Pietro Ingrao poète
Au cours des annes 90 mon facteur devait s'étonner. Chaque semaine il déposait dans ma boîte aux lettres un hebo italien, L'Espresso. Un jour j'ai découvert l'article ci-dessous évoquant des poèmes de Pietro Ingrao. Je me suis adressé à ma librairie italienne favorite et je l'ai reçu. Ce n'est pas tant à cause de la poésie ou de l'utopie. Ecrire de la poésie, j'imagine, doit être une grande discipline ou de la discipline qu'impose toute lecture. Et en matière d'utopie je me suis rendu à l'"analyqse de Vazquez Montalban : est utopique l'idée de tout transformer en marchandises et non l'idée d'améliorer la vie de chacun. Donc un achat à cause de l'homme politique Ingrao ? En effet, ce communiste de la gauche du PCI a toujours été original. JPD
P.S. Mes maigres connaissances en italien et mes limites très limitées en français font que j'ai mis la version italienne pour les poésies.

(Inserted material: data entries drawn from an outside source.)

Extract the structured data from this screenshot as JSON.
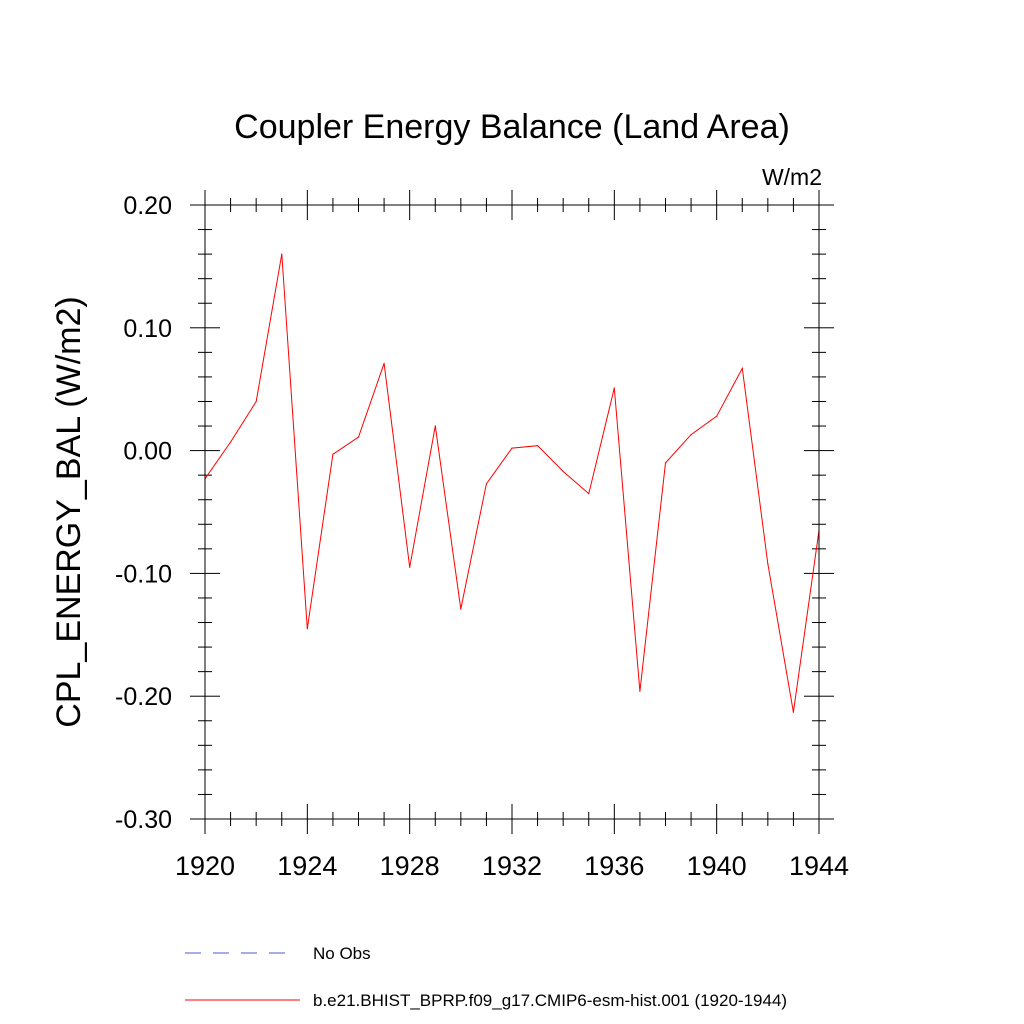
{
  "chart_data": {
    "type": "line",
    "title": "Coupler Energy Balance (Land Area)",
    "units_label": "W/m2",
    "xlabel": "",
    "ylabel": "CPL_ENERGY_BAL  (W/m2)",
    "xlim": [
      1920,
      1944
    ],
    "ylim": [
      -0.3,
      0.2
    ],
    "x_ticks": [
      "1920",
      "1924",
      "1928",
      "1932",
      "1936",
      "1940",
      "1944"
    ],
    "y_ticks": [
      "0.20",
      "0.10",
      "0.00",
      "-0.10",
      "-0.20",
      "-0.30"
    ],
    "grid": false,
    "legend_position": "bottom",
    "series": [
      {
        "name": "b.e21.BHIST_BPRP.f09_g17.CMIP6-esm-hist.001 (1920-1944)",
        "color": "#ff0000",
        "style": "solid",
        "x": [
          1920,
          1921,
          1922,
          1923,
          1924,
          1925,
          1926,
          1927,
          1928,
          1929,
          1930,
          1931,
          1932,
          1933,
          1934,
          1935,
          1936,
          1937,
          1938,
          1939,
          1940,
          1941,
          1942,
          1943,
          1944
        ],
        "y": [
          -0.023,
          0.007,
          0.04,
          0.16,
          -0.145,
          -0.003,
          0.011,
          0.071,
          -0.095,
          0.02,
          -0.129,
          -0.027,
          0.002,
          0.004,
          -0.017,
          -0.035,
          0.051,
          -0.196,
          -0.01,
          0.013,
          0.028,
          0.067,
          -0.092,
          -0.213,
          -0.065
        ]
      }
    ],
    "legend": [
      {
        "label": "No Obs",
        "color": "#5555cc",
        "style": "dashed"
      },
      {
        "label": "b.e21.BHIST_BPRP.f09_g17.CMIP6-esm-hist.001 (1920-1944)",
        "color": "#ff0000",
        "style": "solid"
      }
    ]
  }
}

Pietro Ingrao poète par Enzo Siciliano
Chère utopie, je ne t’abandonnerai pas
Il est surprenant qu'un homme politique comme Pietro Ingrao, un polémiste ardent, un homme de rassemblements, écrive des vers dans lesquels l'institution de la poésie, l'obscurité symbolique du verbe, le choix du mot sont tant respectés et souffert. "La grande fièvre du faire" est le deuxième volume de poésies (Siciliano écrit liriche) que publie Ingrao, après "Le doute des gagnants" qui date de 1986. Ayant abandonné le champ des interventions actives, Ingrao se protège derrière un travail stylistique assidu. À y regarder de plus près, cependant, il n'y a pas de schizophrénie entre les deux domaines. «Fleuve sans drapeaux sans rives / pourtant éternel Fleuve d'existence»[1]: Ingrao présente ainsi l'existence pars ses adieux à la politique, et les sentiments du passé se prolongent dans le balayage des rythmes.

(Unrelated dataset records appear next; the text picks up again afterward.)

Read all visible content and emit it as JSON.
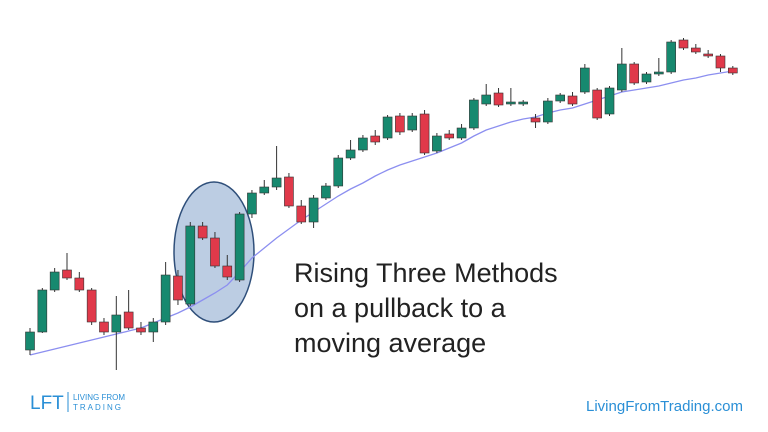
{
  "chart_data": {
    "type": "candlestick",
    "up_color": "#17896f",
    "down_color": "#e0394a",
    "ylim": [
      0,
      400
    ],
    "open": [
      50,
      68,
      110,
      130,
      122,
      110,
      78,
      68,
      88,
      72,
      68,
      78,
      124,
      96,
      174,
      162,
      134,
      120,
      186,
      207,
      213,
      223,
      194,
      178,
      202,
      214,
      242,
      250,
      264,
      262,
      284,
      270,
      286,
      249,
      266,
      262,
      272,
      296,
      307,
      296,
      296,
      282,
      278,
      299,
      304,
      308,
      310,
      286,
      310,
      336,
      318,
      326,
      328,
      360,
      352,
      346,
      344,
      332
    ],
    "high": [
      72,
      112,
      132,
      147,
      128,
      112,
      82,
      104,
      110,
      78,
      82,
      138,
      130,
      178,
      178,
      168,
      145,
      188,
      210,
      220,
      254,
      227,
      200,
      205,
      217,
      245,
      260,
      265,
      270,
      285,
      287,
      287,
      290,
      267,
      270,
      276,
      302,
      316,
      312,
      312,
      300,
      286,
      302,
      307,
      308,
      336,
      312,
      314,
      352,
      338,
      328,
      342,
      360,
      362,
      356,
      350,
      346,
      334
    ],
    "low": [
      45,
      67,
      108,
      120,
      108,
      75,
      65,
      30,
      70,
      65,
      58,
      75,
      95,
      94,
      160,
      132,
      120,
      118,
      182,
      205,
      210,
      192,
      176,
      172,
      200,
      212,
      240,
      248,
      255,
      260,
      265,
      268,
      245,
      247,
      260,
      260,
      270,
      294,
      293,
      294,
      294,
      272,
      276,
      297,
      294,
      306,
      280,
      284,
      308,
      315,
      316,
      324,
      326,
      350,
      346,
      342,
      328,
      325
    ],
    "close": [
      68,
      110,
      128,
      122,
      110,
      78,
      68,
      85,
      72,
      68,
      78,
      125,
      100,
      174,
      162,
      134,
      123,
      186,
      207,
      213,
      222,
      194,
      178,
      202,
      214,
      242,
      250,
      262,
      258,
      283,
      268,
      284,
      247,
      264,
      262,
      272,
      300,
      305,
      295,
      298,
      298,
      278,
      299,
      305,
      296,
      332,
      282,
      312,
      336,
      317,
      326,
      328,
      358,
      352,
      348,
      344,
      332,
      327
    ],
    "moving_average": {
      "color": "#8c8ff0",
      "values": [
        45,
        48,
        51,
        54,
        57,
        60,
        63,
        66,
        69,
        72,
        77,
        82,
        87,
        93,
        100,
        107,
        115,
        128,
        142,
        152,
        162,
        171,
        180,
        188,
        196,
        204,
        211,
        217,
        224,
        230,
        235,
        239,
        243,
        247,
        252,
        257,
        264,
        270,
        274,
        278,
        281,
        283,
        287,
        290,
        292,
        296,
        300,
        304,
        308,
        310,
        312,
        314,
        317,
        320,
        322,
        325,
        327,
        329
      ]
    },
    "annotation": [
      "Rising Three Methods",
      "on a pullback to a",
      "moving average"
    ]
  },
  "brand": {
    "logo": "LFT",
    "tagline": [
      "LIVING FROM",
      "TRADING"
    ],
    "url": "LivingFromTrading.com"
  }
}
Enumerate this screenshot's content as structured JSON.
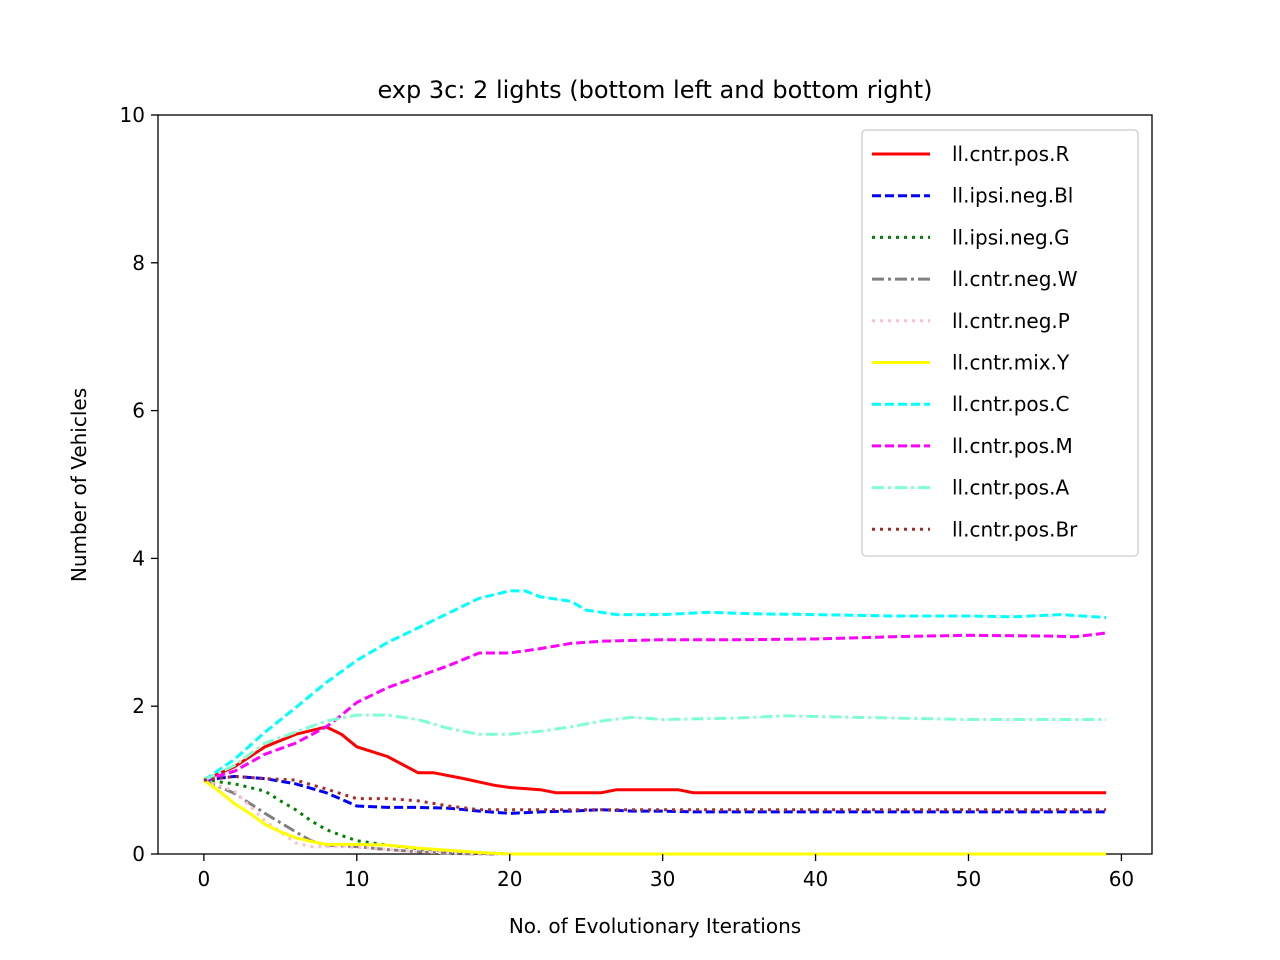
{
  "chart_data": {
    "type": "line",
    "title": "exp 3c: 2 lights (bottom left and bottom right)",
    "xlabel": "No. of Evolutionary Iterations",
    "ylabel": "Number of Vehicles",
    "xlim": [
      -3,
      62
    ],
    "ylim": [
      0,
      10
    ],
    "xticks": [
      0,
      10,
      20,
      30,
      40,
      50,
      60
    ],
    "yticks": [
      0,
      2,
      4,
      6,
      8,
      10
    ],
    "grid": false,
    "legend_position": "top-right",
    "series": [
      {
        "name": "ll.cntr.pos.R",
        "color": "#ff0000",
        "dash": "solid",
        "points": [
          [
            0,
            1.0
          ],
          [
            2,
            1.18
          ],
          [
            4,
            1.45
          ],
          [
            6,
            1.62
          ],
          [
            8,
            1.72
          ],
          [
            9,
            1.62
          ],
          [
            10,
            1.45
          ],
          [
            12,
            1.32
          ],
          [
            14,
            1.1
          ],
          [
            15,
            1.1
          ],
          [
            17,
            1.02
          ],
          [
            19,
            0.93
          ],
          [
            20,
            0.9
          ],
          [
            22,
            0.87
          ],
          [
            23,
            0.83
          ],
          [
            26,
            0.83
          ],
          [
            27,
            0.87
          ],
          [
            29,
            0.87
          ],
          [
            31,
            0.87
          ],
          [
            32,
            0.83
          ],
          [
            45,
            0.83
          ],
          [
            59,
            0.83
          ]
        ]
      },
      {
        "name": "ll.ipsi.neg.Bl",
        "color": "#0000ff",
        "dash": "dashed",
        "points": [
          [
            0,
            1.0
          ],
          [
            2,
            1.05
          ],
          [
            4,
            1.02
          ],
          [
            6,
            0.95
          ],
          [
            8,
            0.83
          ],
          [
            10,
            0.65
          ],
          [
            12,
            0.63
          ],
          [
            14,
            0.63
          ],
          [
            16,
            0.62
          ],
          [
            18,
            0.58
          ],
          [
            20,
            0.55
          ],
          [
            22,
            0.57
          ],
          [
            24,
            0.58
          ],
          [
            26,
            0.6
          ],
          [
            28,
            0.58
          ],
          [
            30,
            0.58
          ],
          [
            32,
            0.57
          ],
          [
            40,
            0.57
          ],
          [
            59,
            0.57
          ]
        ]
      },
      {
        "name": "ll.ipsi.neg.G",
        "color": "#008000",
        "dash": "dotted",
        "points": [
          [
            0,
            1.0
          ],
          [
            2,
            0.95
          ],
          [
            4,
            0.85
          ],
          [
            5,
            0.72
          ],
          [
            6,
            0.6
          ],
          [
            7,
            0.45
          ],
          [
            8,
            0.33
          ],
          [
            9,
            0.25
          ],
          [
            10,
            0.18
          ],
          [
            12,
            0.12
          ],
          [
            14,
            0.07
          ],
          [
            16,
            0.04
          ],
          [
            18,
            0.02
          ],
          [
            20,
            0.0
          ],
          [
            59,
            0.0
          ]
        ]
      },
      {
        "name": "ll.cntr.neg.W",
        "color": "#808080",
        "dash": "dashdot",
        "points": [
          [
            0,
            1.0
          ],
          [
            2,
            0.82
          ],
          [
            4,
            0.55
          ],
          [
            6,
            0.3
          ],
          [
            7,
            0.18
          ],
          [
            8,
            0.12
          ],
          [
            10,
            0.1
          ],
          [
            12,
            0.06
          ],
          [
            14,
            0.03
          ],
          [
            16,
            0.01
          ],
          [
            18,
            0.0
          ],
          [
            59,
            0.0
          ]
        ]
      },
      {
        "name": "ll.cntr.neg.P",
        "color": "#ffc0cb",
        "dash": "dotted",
        "points": [
          [
            0,
            1.0
          ],
          [
            2,
            0.85
          ],
          [
            4,
            0.45
          ],
          [
            6,
            0.15
          ],
          [
            7,
            0.1
          ],
          [
            9,
            0.1
          ],
          [
            11,
            0.08
          ],
          [
            14,
            0.03
          ],
          [
            17,
            0.01
          ],
          [
            19,
            0.0
          ],
          [
            59,
            0.0
          ]
        ]
      },
      {
        "name": "ll.cntr.mix.Y",
        "color": "#ffff00",
        "dash": "solid",
        "points": [
          [
            0,
            1.0
          ],
          [
            1,
            0.85
          ],
          [
            2,
            0.68
          ],
          [
            3,
            0.55
          ],
          [
            4,
            0.4
          ],
          [
            5,
            0.3
          ],
          [
            6,
            0.22
          ],
          [
            7,
            0.17
          ],
          [
            8,
            0.13
          ],
          [
            10,
            0.13
          ],
          [
            12,
            0.12
          ],
          [
            14,
            0.08
          ],
          [
            16,
            0.05
          ],
          [
            18,
            0.02
          ],
          [
            20,
            0.0
          ],
          [
            59,
            0.0
          ]
        ]
      },
      {
        "name": "ll.cntr.pos.C",
        "color": "#00ffff",
        "dash": "dashed",
        "points": [
          [
            0,
            1.0
          ],
          [
            2,
            1.28
          ],
          [
            4,
            1.65
          ],
          [
            6,
            1.98
          ],
          [
            8,
            2.32
          ],
          [
            10,
            2.62
          ],
          [
            12,
            2.86
          ],
          [
            14,
            3.06
          ],
          [
            16,
            3.26
          ],
          [
            18,
            3.46
          ],
          [
            20,
            3.56
          ],
          [
            21,
            3.56
          ],
          [
            22,
            3.48
          ],
          [
            24,
            3.42
          ],
          [
            25,
            3.3
          ],
          [
            27,
            3.24
          ],
          [
            30,
            3.24
          ],
          [
            33,
            3.27
          ],
          [
            36,
            3.25
          ],
          [
            40,
            3.24
          ],
          [
            45,
            3.22
          ],
          [
            50,
            3.22
          ],
          [
            53,
            3.21
          ],
          [
            56,
            3.24
          ],
          [
            59,
            3.2
          ]
        ]
      },
      {
        "name": "ll.cntr.pos.M",
        "color": "#ff00ff",
        "dash": "dashed",
        "points": [
          [
            0,
            1.0
          ],
          [
            2,
            1.12
          ],
          [
            4,
            1.35
          ],
          [
            6,
            1.5
          ],
          [
            8,
            1.72
          ],
          [
            9,
            1.88
          ],
          [
            10,
            2.05
          ],
          [
            12,
            2.25
          ],
          [
            14,
            2.4
          ],
          [
            16,
            2.55
          ],
          [
            18,
            2.72
          ],
          [
            20,
            2.72
          ],
          [
            22,
            2.78
          ],
          [
            24,
            2.85
          ],
          [
            26,
            2.88
          ],
          [
            30,
            2.9
          ],
          [
            35,
            2.9
          ],
          [
            40,
            2.91
          ],
          [
            45,
            2.94
          ],
          [
            50,
            2.96
          ],
          [
            55,
            2.95
          ],
          [
            57,
            2.94
          ],
          [
            59,
            2.99
          ]
        ]
      },
      {
        "name": "ll.cntr.pos.A",
        "color": "#7fffd4",
        "dash": "dashdot",
        "points": [
          [
            0,
            1.0
          ],
          [
            2,
            1.2
          ],
          [
            4,
            1.5
          ],
          [
            6,
            1.65
          ],
          [
            8,
            1.8
          ],
          [
            10,
            1.88
          ],
          [
            12,
            1.88
          ],
          [
            14,
            1.82
          ],
          [
            16,
            1.7
          ],
          [
            18,
            1.62
          ],
          [
            20,
            1.62
          ],
          [
            22,
            1.66
          ],
          [
            24,
            1.72
          ],
          [
            26,
            1.8
          ],
          [
            28,
            1.85
          ],
          [
            30,
            1.82
          ],
          [
            35,
            1.84
          ],
          [
            38,
            1.87
          ],
          [
            40,
            1.86
          ],
          [
            45,
            1.84
          ],
          [
            50,
            1.82
          ],
          [
            55,
            1.82
          ],
          [
            59,
            1.82
          ]
        ]
      },
      {
        "name": "ll.cntr.pos.Br",
        "color": "#a52a2a",
        "dash": "dotted",
        "points": [
          [
            0,
            1.0
          ],
          [
            2,
            1.05
          ],
          [
            4,
            1.02
          ],
          [
            6,
            1.0
          ],
          [
            8,
            0.88
          ],
          [
            10,
            0.75
          ],
          [
            12,
            0.75
          ],
          [
            14,
            0.72
          ],
          [
            16,
            0.65
          ],
          [
            18,
            0.6
          ],
          [
            20,
            0.6
          ],
          [
            22,
            0.6
          ],
          [
            24,
            0.6
          ],
          [
            26,
            0.6
          ],
          [
            30,
            0.6
          ],
          [
            40,
            0.6
          ],
          [
            50,
            0.6
          ],
          [
            59,
            0.6
          ]
        ]
      }
    ]
  }
}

Si l'on perçoit le fil rouge d'une dialectique entre ces deux volumes, entre ordre et désordre, qui était la même qui a gouverné l'utopique Ingrao en politique, une controverse émerge qui a toujours été conséquente en lui: la technologie touche et viole les choses, cela ne doit pas être touché et violé. Ce livre est né pour défendre la valeur jalouse du mot et le besoin de rendre à nouveau ses signes et symboles, vierges. On lit dans "Come corsa": «Cette lumière du mot, / des sons qui s'embrassent étroitement / et se répandent dans le signe / comme une course sur un bord que la mer / n'atteint pas encore se profile». Et, aussi, dans "Distances": «Et pourtant nous sommes loin, dispersés / ne nous soudons pas / nos races folles / en jouant / le chuchotement de la vidéo, la soif / commande, le désir désolé / de se tenir dans lesmots[2]».

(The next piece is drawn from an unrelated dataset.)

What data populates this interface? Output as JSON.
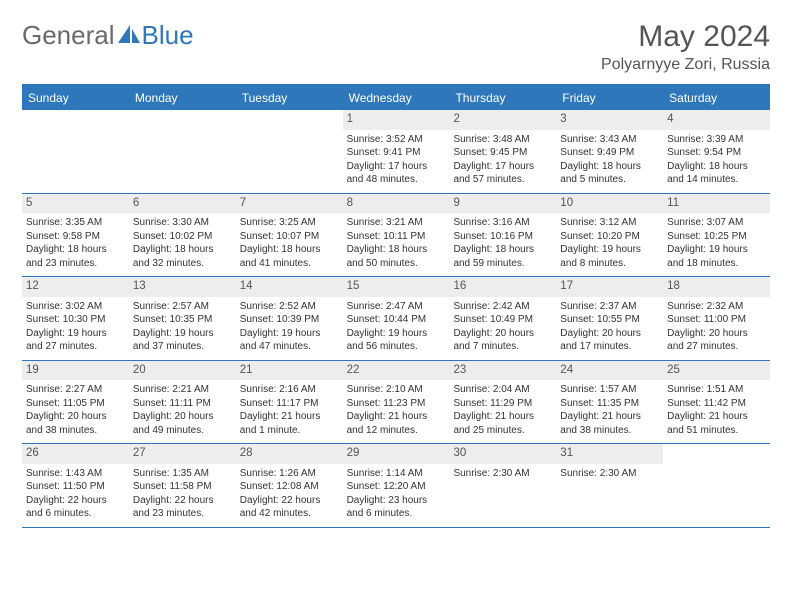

Il convient de mentionner une réflexion. Pour l'essentiel, chez les hommes de la culture marxiste, la littérature, même dans ses connotations avant-gardistes, a toujours été ouverte à l'optimisme. Les temps ont changé. En Ingrao, résiste, plus que le marxiste, le communiste, et la littérature prend le caractère d'une résistance lucide et désespérée. C'est encore l'humanisme existentiel qui tente de se frayer un chemin ici, selon ce que Sartre pensait être le sort du communisme une fois libéré du stalinisme et des cauchemars du socialisme réel. Bref, l'utopie qui fut chez Ingrao en tant qu’homme politique continue chez l’Ingrao écrivain.
PIETRO INCRAO, "La forte fièvre du faire", Mondadori, pp. 96, 22 mille lires.
La poésie que j'ai choisie
OÙ
Peut-être que la lumière se brisait
peut-être que tu étais fatigué,
nous ne nou sommes pas parlé depuis longtemps,
fermé
à nous les cathédrales de l'ordre;
seules sont rompus les musiques
du sous-sol, les rares
halètement de l'air,
où nos pas se déplacent lentement.
DOVE
Forse si rompeva la luce
forse eri stanca,
non ci parliamo da tanto,
chiuse
a noi le cattedrali dell'ordine;
solo rotte musiche
del sottosuolo, i rari
sussulti dell'aria,
dove adagio muovono i nostri passi.
[1] «Fiume senza bandiere senza sponde/ eppure eterno Fiume dell'esistere»
[2] «Questa luce della parola,/ suoni che s'abbraccianc stretti/ e spandersi nel segno/ come corsa su lembo dove mare/ non giunge eppure incombe». E, anche, in "Distanze": «Eppure siamo lontani, dispersi/ non ci saldano/ le folli corse nostre/ nell'agire/ il sussurro del video, la sete/ di comando, il desolato desiderio/ di stringerci nella parola».